Embrace your Gifts
Fears are a funny thing. Sometimes they are based on something that actually happened, while other times they are based on what hasn't happened, or what might happen. Sometimes fears are in your face obvious. Some are constantly in the back of your mind. And then there are those that have been so deeply internalized into you that you had absolutely no idea that it was a fear. Recently I have uncovered two very deeply held beliefs: I am afraid of prosperity because of taxes and I'm embarrassed to be a writer of "romance."
I know. Those are very random and specific things to be afraid of. Who in their right mind would be afraid of prosperity? And because of taxes? Really? (Imagine an unimpressed look here) There are ways of quelling that fear by learning about the dumpster fire known as taxes. You fear what you do not understand so if I eliminate that fear by understanding the process, it's not a fear any more.

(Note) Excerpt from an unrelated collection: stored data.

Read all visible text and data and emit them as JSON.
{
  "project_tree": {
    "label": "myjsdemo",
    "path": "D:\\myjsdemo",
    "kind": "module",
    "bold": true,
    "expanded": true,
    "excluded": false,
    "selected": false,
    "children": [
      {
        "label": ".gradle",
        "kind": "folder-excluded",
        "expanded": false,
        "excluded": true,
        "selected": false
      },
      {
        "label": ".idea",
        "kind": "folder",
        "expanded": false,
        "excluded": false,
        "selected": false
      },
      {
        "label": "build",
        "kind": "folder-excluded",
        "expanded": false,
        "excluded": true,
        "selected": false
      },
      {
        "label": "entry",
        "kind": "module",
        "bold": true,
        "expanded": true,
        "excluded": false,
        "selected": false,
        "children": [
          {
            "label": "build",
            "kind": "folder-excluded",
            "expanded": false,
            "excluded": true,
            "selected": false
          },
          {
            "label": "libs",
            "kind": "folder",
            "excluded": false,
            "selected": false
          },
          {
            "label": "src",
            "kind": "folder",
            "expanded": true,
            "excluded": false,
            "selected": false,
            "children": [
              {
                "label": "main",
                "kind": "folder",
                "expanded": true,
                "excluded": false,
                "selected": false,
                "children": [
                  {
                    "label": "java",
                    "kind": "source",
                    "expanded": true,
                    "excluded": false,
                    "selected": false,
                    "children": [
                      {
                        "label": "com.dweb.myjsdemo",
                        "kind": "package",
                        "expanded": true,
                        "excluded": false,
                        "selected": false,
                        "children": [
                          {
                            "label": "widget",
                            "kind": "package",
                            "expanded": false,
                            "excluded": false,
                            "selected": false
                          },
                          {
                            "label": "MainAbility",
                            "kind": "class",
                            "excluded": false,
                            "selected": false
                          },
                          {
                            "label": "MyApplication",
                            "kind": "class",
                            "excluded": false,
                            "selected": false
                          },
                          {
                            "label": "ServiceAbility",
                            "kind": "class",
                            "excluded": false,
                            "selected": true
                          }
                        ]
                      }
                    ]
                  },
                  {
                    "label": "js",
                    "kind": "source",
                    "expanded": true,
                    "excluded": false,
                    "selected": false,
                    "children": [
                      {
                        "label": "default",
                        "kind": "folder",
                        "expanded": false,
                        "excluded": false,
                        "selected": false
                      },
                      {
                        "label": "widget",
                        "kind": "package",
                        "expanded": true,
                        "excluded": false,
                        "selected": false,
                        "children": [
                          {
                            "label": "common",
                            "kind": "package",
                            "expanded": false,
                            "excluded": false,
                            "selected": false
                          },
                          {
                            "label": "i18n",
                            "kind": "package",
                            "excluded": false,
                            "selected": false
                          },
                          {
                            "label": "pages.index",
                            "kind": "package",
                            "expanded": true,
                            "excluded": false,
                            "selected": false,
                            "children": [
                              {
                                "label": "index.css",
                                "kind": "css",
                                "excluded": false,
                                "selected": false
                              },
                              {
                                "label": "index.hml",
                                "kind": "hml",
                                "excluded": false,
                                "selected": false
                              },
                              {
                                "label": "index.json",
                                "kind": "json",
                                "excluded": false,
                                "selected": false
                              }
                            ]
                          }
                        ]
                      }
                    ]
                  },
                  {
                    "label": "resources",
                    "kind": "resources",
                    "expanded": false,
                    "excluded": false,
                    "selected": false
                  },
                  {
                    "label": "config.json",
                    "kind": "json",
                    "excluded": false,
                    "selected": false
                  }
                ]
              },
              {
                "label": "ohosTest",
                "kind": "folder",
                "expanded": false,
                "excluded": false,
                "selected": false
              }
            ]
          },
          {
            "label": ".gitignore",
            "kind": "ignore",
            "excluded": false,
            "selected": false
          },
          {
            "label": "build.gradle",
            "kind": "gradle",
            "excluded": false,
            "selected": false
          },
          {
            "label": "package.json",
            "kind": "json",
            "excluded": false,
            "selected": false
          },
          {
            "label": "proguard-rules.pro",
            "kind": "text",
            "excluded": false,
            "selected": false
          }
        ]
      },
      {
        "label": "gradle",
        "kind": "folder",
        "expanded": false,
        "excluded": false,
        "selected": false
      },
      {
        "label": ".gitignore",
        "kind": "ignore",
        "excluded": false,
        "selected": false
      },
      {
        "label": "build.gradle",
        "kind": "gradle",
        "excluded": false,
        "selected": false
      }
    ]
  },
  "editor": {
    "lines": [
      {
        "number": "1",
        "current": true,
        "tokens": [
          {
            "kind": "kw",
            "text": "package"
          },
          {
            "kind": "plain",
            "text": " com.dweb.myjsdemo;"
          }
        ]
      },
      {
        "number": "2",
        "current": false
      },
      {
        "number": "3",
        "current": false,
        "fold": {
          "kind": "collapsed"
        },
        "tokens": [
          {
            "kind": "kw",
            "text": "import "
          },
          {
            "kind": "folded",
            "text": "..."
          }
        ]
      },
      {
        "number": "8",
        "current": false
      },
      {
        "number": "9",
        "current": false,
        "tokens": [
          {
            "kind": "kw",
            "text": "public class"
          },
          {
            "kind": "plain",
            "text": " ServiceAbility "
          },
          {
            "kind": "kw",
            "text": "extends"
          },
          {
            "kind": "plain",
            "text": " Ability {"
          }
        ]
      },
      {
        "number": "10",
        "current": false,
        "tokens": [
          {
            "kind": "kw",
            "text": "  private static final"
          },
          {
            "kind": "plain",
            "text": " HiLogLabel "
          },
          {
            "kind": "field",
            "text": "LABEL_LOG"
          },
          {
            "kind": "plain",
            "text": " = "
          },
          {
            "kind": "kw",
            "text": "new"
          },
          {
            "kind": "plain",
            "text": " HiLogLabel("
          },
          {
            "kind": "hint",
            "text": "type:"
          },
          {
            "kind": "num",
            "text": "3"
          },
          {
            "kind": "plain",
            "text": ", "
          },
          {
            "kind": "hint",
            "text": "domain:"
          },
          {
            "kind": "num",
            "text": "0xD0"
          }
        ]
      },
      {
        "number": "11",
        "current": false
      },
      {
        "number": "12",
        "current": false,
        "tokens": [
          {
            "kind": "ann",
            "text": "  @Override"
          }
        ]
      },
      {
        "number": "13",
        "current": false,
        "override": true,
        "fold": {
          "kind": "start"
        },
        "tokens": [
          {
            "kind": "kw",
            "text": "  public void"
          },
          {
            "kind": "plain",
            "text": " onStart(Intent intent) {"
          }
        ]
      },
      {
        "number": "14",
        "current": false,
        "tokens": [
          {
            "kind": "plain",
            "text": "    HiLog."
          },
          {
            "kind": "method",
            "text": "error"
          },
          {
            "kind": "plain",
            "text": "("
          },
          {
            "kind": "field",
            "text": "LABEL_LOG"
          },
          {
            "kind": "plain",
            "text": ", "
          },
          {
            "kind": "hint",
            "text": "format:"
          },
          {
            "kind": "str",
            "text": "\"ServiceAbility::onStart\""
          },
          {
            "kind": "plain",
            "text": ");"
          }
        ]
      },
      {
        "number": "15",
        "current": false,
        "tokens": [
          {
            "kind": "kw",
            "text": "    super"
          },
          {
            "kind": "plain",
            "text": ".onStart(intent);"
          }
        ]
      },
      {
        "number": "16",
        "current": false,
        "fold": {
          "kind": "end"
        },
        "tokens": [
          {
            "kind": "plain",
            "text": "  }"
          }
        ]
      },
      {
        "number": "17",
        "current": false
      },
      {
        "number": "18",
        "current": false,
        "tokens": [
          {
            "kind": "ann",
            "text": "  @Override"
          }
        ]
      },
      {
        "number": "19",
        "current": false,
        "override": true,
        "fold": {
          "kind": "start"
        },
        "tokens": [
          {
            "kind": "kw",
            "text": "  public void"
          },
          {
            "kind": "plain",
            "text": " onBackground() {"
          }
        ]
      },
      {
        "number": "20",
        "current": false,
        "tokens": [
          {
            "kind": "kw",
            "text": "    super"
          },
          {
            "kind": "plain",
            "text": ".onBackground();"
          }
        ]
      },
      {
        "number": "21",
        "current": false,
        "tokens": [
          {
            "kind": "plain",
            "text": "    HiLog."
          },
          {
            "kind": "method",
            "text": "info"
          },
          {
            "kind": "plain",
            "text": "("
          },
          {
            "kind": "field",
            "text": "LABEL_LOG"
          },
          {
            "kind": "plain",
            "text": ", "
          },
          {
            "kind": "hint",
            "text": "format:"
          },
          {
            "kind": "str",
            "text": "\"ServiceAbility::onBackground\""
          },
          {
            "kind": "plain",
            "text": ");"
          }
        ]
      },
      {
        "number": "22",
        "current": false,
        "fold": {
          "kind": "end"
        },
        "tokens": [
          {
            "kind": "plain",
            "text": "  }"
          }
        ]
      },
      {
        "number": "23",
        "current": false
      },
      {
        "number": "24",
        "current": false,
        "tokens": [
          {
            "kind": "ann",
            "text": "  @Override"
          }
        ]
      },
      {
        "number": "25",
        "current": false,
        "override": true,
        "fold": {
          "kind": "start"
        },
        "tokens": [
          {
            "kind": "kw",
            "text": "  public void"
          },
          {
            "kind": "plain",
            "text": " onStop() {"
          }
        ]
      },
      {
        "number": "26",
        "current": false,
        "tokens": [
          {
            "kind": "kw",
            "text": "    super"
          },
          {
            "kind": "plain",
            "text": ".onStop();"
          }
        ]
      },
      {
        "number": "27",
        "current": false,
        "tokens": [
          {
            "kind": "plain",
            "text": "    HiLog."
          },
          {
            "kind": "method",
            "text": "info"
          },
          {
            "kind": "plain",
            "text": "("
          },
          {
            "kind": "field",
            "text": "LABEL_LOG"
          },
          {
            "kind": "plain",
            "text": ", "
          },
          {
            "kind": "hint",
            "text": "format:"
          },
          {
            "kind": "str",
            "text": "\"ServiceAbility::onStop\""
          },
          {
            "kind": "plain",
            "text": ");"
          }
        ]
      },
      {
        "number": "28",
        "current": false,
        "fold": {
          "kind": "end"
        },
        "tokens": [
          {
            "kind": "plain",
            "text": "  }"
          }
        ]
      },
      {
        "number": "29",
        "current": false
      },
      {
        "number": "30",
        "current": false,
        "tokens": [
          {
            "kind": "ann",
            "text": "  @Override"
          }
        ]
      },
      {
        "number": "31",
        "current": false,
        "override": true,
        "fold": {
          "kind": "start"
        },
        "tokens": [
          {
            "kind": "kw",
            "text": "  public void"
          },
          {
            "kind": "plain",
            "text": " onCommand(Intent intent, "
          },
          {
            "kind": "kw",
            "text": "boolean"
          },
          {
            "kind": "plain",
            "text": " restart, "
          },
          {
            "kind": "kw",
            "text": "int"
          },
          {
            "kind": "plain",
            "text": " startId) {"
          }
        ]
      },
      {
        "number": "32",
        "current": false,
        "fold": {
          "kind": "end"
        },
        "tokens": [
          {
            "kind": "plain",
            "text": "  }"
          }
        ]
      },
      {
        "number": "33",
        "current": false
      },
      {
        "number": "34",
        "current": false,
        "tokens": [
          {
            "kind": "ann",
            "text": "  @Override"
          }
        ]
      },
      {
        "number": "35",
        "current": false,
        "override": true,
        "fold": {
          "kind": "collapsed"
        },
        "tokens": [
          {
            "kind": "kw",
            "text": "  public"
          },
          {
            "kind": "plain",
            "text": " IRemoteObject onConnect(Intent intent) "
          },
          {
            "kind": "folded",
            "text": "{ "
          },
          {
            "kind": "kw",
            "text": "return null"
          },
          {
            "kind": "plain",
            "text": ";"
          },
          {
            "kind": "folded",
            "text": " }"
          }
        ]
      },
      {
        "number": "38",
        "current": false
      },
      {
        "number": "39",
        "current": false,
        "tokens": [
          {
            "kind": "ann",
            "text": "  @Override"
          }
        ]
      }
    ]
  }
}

So, now that I'm taking care of the "easy" one -- Now comes the more challenging one. You would think my fear would be grammar mistakes the manuscript gremlins make and publishing work with *gasp* spellings errors both you and spell check didn't catch. Nope. I had always believed that I'd be a mystery writer. I'd be stringing together murder-mysteries and haunted novels. But, c'mon, a romance writer? I mean, that's kinda like being a fantasy writer or even a fantasy sci-fi writer. A romance writer? I'm envisioning the "Romancing the Stone" movie and Hallmark holiday films and the long haired renaissance style dressed characters like Fabio on those 1990s paperback novels we saw in the grocery store as kids. I have been so very insistent that my writing is fiction. That's it -- FICTION.
So, as you can clearly see, my writing is fiction. But when I'd explain my work to someone else, they'd nod with understanding and say, "Oh, so you write contemporary romance."
Confession: What the heck is contemporary romance?
Modern Romance.
Oh.
(Insert frowny face here.) Yeah, no, I'm NOT a romance writer. Just because your work covers life, doesn't make it romance.
Then it came to publishing my books and choosing the categories. I chose fiction. But what kind of fiction? Uh, just fiction. Thank you. Then people began reading my books and that's when I realized 'holy crap, they are romance novels.' (buries face in hands)
Alright, so now that I realize that, I thought, I'm just going to do what every normal human being does and immediately ignore and deny. I'll point fingers and redirect and nobody will EVER realize I write romance. Just fiction.
And how's that going for me?
The funny thing about life -- about being human. We are very very powerful balls of energy. We create what we focus on, and we manifest our experiences in life based on those deeply held beliefs we may or may not be aware of. Yes, we have control of life, however things do happen, but those happenings are attracted to us to show us that we are "right" in what we believe. (I promised not to get more philosophical.) So, although I was mortified about being a 'romance writer,' I subconsciously told the rest of the world to 'ignore' my writing, my posts, my books, me. Just ignore me. I'm too embarrassed. Don't look at me. Let me hide in shame. I'm too embarrassed to discuss my work because because ask a lot of questions. Romance novels are sappy. (I should know because I've read more than my share of romance novels and even have some on my book shelves with the mysteries and ghost stories and non-fiction books.)
Fast forward to my big A-Ha moment. Amazon recently updated their categories for books. As a 'publisher' I got to go back into my work and choose new categories. I had them all listed in "Fiction/Romance/Contemporary Romance/General." It grated on me. I narrowed my eyes at that category, seeing just how my rankings for that genre was. Wow. There were over a million other novels selling better than any one of mine. That is....deflating.
So, I popped open the new category lists and chose: Fiction. Ok. that's cool.
Then it wanted a subcategory.
Aw, crap. I chose "romance" because well, it's not exactly sci-fi....or historical....or.....well shoot.
So far I have: Fiction/Romance. And then they asked for me to chose three more sub-subcategories to better let my readers know what my books were about.
I saw the first one: Action and Adventure. Oooooh, I like that. All ten of my books have action and adventure in them. I'll choose that.
As I'm reading the list I begrudgingly choose "contemporary" and then it hits me as I read the next one that stands out.
I swore to myself. Nine out of ten of my books classify as this next one -- Military.
There's no denying it -- I am am an author of fictional contemporary military action and adventure romance. Oddly enough, I was writing that far before I even met my veteran husband.
So...Days later, I have slowly accepted that I am still an author of fiction. I write whatever comes to my mind. On June 19th, my 10th book, Could've Been Something, a collection of short stories, is going to be released. You can pre-order it on Amazon and at www.barnesandnoble.com. It is fiction. It offers a little something for everyone, not just military romance, but since my books contain life, that's what you'll get -- an adventure full of life, mystery, and romance.
After all, what would life be without romance?
So, hello. I am Em Brooks and I write fictional military romance. Thank you for hanging out with me today, I appreciate it.